И новое пугающее слово, точно черным крылом, опахнуло дом.

Холера… Тощая, длинноносая, безобразная старуха в грязных захлюстанных лохмотьях, какую я видел среди бродяг однажды на хуторе, — так рисовалась мне эта страшная гостья. Вскоре до Адабашева стали доходить слухи: холера косит людей по придонским станицам и окрестным тавричанским слободам и хуторам. На наше и без того тревожное житье надвинулась новая грозовая тень…

Весь июль и август отец ходил по селам в поисках жилья, попутно спрашивая, нет ли должности садовника. Пришел он и в хутор Синявский. Тогда пришлым, намеревавшимся жить в станицах и хуторах иногородним, полагалось прежде всего явиться к атаману.

— Хочу жить в вашем хуторе, — заявил отец, когда казак-сиделец пропустил его в атаманский кабинет.

— В собственном доме или как? — спросил атаман, чернявый пожилой, но все еще бравый казак.

— На собственность нет средств, хочу на квартеру.

— У кого нанимаешь?

— Пока не подыскал.

— Имущество имеешь?

— Только пасека — сорок ульев.

— Живи. Только на землю не зарься. Своих иногородних много, будем прижимать, — откровенно заявил атаман.

— А ежели на огород, чтоб картошки, капустки посадить… Али, допустим, бахчу… Мне немного — сажени три-четыре…

— Никаких. Только в леваде при дворе, где будешь жить. По согласию с казаком. А ежели в работники — то и на эту не разевай рот. Много тут вас таких ходит. Наша земля обчественная, казачья…

— Стал быть, не даете земли? — спросил отец.

Атаман удивленно повел черной лохматой бровью.

— Ты чего пристал?
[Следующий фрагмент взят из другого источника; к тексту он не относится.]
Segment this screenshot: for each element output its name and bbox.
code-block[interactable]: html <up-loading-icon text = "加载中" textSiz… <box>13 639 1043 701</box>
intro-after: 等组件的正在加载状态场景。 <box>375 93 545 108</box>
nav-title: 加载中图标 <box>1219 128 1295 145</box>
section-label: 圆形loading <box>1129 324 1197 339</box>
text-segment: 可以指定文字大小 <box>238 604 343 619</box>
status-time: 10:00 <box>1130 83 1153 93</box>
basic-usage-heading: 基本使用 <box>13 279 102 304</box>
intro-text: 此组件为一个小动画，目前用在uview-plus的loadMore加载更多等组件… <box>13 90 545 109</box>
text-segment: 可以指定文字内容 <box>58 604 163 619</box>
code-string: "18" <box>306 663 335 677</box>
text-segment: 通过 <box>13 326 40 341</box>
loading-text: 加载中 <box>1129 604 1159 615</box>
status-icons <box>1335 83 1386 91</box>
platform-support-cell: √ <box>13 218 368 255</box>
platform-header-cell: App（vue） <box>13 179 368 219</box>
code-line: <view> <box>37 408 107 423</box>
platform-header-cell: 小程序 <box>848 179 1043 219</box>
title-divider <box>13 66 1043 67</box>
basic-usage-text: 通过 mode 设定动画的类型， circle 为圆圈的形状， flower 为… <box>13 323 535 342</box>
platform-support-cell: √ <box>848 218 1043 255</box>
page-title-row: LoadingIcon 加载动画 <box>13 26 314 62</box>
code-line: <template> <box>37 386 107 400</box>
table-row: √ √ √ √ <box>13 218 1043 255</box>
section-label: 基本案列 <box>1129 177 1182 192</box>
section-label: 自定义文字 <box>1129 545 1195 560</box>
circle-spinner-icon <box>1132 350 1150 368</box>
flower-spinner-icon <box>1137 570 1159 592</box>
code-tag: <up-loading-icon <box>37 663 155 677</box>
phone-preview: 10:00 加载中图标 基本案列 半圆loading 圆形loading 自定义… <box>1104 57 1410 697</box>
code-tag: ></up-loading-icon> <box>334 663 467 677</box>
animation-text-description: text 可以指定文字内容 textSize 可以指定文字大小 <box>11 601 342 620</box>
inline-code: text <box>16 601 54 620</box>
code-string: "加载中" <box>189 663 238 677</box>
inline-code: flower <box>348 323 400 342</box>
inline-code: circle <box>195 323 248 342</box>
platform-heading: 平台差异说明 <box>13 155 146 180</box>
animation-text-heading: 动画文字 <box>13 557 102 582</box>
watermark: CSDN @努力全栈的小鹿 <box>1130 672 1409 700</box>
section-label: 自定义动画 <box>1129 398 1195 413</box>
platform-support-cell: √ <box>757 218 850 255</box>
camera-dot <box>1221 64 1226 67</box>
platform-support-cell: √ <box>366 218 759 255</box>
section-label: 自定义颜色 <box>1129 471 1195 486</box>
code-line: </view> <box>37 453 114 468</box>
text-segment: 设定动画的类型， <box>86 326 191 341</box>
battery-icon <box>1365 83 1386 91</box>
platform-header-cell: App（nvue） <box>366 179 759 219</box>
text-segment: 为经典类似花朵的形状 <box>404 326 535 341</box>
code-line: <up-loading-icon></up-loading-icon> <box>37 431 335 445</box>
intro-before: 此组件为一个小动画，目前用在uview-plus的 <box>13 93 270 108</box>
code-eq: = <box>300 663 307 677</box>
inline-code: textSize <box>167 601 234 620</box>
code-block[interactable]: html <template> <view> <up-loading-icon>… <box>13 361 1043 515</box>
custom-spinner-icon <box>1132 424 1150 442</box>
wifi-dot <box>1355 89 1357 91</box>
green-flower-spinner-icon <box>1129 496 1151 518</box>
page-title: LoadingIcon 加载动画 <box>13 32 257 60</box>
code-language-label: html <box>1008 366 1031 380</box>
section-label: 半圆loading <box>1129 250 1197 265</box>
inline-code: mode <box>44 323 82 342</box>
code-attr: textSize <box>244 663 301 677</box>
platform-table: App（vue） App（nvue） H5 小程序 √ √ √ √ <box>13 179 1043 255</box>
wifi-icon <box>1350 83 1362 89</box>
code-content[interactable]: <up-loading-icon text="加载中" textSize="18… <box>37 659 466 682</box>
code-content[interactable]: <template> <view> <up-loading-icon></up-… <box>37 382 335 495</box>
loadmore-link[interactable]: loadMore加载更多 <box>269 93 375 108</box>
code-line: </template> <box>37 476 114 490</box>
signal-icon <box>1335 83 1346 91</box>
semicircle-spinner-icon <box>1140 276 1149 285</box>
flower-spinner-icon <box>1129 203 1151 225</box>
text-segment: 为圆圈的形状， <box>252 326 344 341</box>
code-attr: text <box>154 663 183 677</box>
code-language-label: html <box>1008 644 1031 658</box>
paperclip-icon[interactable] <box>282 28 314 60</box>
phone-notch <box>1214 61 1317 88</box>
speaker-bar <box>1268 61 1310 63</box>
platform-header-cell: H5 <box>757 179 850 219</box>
Откуда такой взялся?

— А ежли я куплю… хозяйство… Аль заарендую землю, — больше из любопытства, нежели сообразуясь с действительным намерением, закинул удочку отец.

Атаман помягчел:

— Это можно. В аренду паи сдаем… А откель ты будешь?





— А тут из хутора, садовник…

— А-а… вон что… Тогда сад мне оправишь. На той стороне… За речкой…

— Это можно. До свидания, — поклонился отец и вышел из хуторского правления, решив обосноваться в Синявке — благо хутор большой, богатых хозяев много, есть сады и пасеки, да и железная дорога под боком; в случае нужды, всегда на ремонте пути можно заработать…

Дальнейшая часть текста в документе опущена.